In forward KL, the difference between \( P(x) \) and \( Q(x) \) is weighted by \( P(x) \). Now let’s ponder on that statement for a while.

Consider \( P(x) = 0 \) for a particular \( x \). What does that mean? As \( P(x) \) is the weight, then it doesn’t really matter what’s the value of the other term. In other words, if \( P(x) = 0 \), there is no consequence at all to have very big difference between \( P(x) \) and \( Q(x) \). In this case, the total KL Divergence will not be affected when \( P(x) = 0 \), as the minimum value for KL Divergence is \( 0 \) (no distance at all, i.e. exact match). During the optimization process then, whenever \( P(x) = 0 \), \( Q(x) \) would be ignored.

Reversely, if \( P(x) > 0 \), then the \( \log \left( \frac{P(x)}{Q(x)} \right) \) term will contribute to the overall KL Divergence. This is not good if our objective is to minimize KL Divergence. Hence, during the optimization, the difference between \( P(x) \) and \( Q(x) \) will be minimized if \( P(x) > 0 \).

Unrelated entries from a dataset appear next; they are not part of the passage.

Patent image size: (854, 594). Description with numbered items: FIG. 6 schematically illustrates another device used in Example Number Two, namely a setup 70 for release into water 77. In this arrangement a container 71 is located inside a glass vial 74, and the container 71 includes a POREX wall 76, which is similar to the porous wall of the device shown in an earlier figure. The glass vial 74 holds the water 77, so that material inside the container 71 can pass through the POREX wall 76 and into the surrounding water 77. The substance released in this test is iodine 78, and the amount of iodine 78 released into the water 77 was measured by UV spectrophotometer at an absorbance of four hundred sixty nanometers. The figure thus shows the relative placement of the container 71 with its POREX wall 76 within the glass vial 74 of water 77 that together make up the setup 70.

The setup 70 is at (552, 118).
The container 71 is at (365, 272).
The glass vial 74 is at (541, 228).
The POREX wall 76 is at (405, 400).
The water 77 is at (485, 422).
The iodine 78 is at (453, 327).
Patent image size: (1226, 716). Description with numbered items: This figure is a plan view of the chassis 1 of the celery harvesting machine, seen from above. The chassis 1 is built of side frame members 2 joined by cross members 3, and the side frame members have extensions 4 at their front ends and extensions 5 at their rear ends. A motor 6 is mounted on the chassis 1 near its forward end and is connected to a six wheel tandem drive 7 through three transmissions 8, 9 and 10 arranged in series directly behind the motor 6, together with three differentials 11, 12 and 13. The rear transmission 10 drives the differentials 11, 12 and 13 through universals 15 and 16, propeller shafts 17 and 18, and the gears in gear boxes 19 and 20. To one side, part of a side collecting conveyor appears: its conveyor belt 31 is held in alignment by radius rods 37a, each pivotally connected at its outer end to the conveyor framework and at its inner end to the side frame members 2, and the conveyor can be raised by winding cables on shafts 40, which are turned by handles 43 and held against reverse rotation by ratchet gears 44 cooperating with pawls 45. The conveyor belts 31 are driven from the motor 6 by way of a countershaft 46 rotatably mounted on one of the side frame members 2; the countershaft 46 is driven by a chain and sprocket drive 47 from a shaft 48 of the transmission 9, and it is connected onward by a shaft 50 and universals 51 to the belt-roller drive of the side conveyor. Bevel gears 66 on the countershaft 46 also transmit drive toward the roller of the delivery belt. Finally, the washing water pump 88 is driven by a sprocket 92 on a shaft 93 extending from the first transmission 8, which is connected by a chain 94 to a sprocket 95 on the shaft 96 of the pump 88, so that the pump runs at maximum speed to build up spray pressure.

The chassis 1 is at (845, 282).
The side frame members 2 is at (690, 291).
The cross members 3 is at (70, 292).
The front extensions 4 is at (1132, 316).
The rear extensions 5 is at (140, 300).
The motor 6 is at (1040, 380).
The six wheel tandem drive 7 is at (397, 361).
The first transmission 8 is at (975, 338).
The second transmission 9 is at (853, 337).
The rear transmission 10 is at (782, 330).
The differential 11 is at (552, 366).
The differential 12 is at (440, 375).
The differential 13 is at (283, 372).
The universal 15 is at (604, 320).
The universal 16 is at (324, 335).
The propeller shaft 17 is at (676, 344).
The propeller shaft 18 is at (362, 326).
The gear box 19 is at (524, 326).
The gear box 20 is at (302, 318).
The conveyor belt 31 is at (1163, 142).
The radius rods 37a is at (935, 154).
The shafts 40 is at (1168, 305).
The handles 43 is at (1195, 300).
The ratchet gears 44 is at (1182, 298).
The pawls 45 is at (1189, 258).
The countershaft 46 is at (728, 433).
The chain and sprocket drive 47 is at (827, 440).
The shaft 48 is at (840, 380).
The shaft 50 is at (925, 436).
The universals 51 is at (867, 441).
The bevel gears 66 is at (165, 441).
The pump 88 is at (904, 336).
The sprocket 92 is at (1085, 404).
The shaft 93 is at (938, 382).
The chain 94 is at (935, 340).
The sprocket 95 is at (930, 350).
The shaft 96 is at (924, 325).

Let’s see some visual examples.

Forward KL Fail

In the example above, the right hand side mode is not covered by \( Q(x) \), but it is obviously the case that \( P(x) > 0 \)! The consequence for this scenario is that the KL Divergence would be big. The optimization algorithm then would force \( Q(x) \) to take different form:

Forward KL Success

In the above example, \( Q(x) \) is now more spread out, covering all \( P(x) > 0 \). Now, there is no \( P(x) > 0 \) that are not covered by \( Q(x) \).

Although there are still some area that are wrongly covered by \( Q(x) \), this is the desired optimization result as in this form of \( Q(x) \), the KL Divergence is low.

Those are the reason why, Forward KL is known as zero avoiding, as it is avoiding \( Q(x) = 0 \) whenever \( P(x) > 0 \).

Reverse KL

In Reverse KL, as we switch the two distributions’ position in the equation, now \( Q(x) \) is the weight. Still keeping that \( Q(x) \) is the approximate and \( P(x) \) is the true distribution, let’s ponder some scenarios.

First, what happen if \( Q(x) = 0 \) for some \( x \), in term of the optimization process? In this case, there is no penalty when we ignore \( P(x) > 0 \).

Second, what happen if \( Q(x) > 0 \)? Now the difference between \( P(x) \) and \( Q(x) \) must be as low as possible, as it now contribute to the overall divergence.

Therefore, the failure case example above for Forward KL, is the desireable outcome for Reverse KL. That is, for Reverse KL, it is better to fit just some portion of \( P(X) \), as long as that approximate is good.

Consequently, Reverse KL will try avoid spreading the approximate. Now, there would be some portion of \( P(X) \) that will not be approximated by \( Q(X) \), i.e. \( Q(x) = 0 \).

As those properties suggest, this form of KL Divergence is know as zero forcing, as it forces \( Q(X) \) to be \( 0 \) on some areas, even if \( P(X) > 0 \).

Conclusion

So, what’s the best KL?

As always, the answer is “it depends”. As we have seen above, both has its own characteristic. So, depending on what we want to do, we choose which KL Divergence mode that’s suitable for our problem.

In Bayesian Inference, esp. in Variational Bayes, Reverse KL is widely used. As we could see at the derivation of Variational Autoencoder, VAE also uses Reverse KL (as the idea is rooted in Variational Bayes!).

References

  1. Blei, David M. “Variational Inference.” Lecture from Princeton, https://www. cs. princeton. edu/courses/archive/fall11/cos597C/lectures/variational-inference-i. pdf (2011).
  2. Fox, Charles W., and Stephen J. Roberts. “A tutorial on variational Bayesian inference.” Artificial intelligence review 38.2 (2012): 85-95.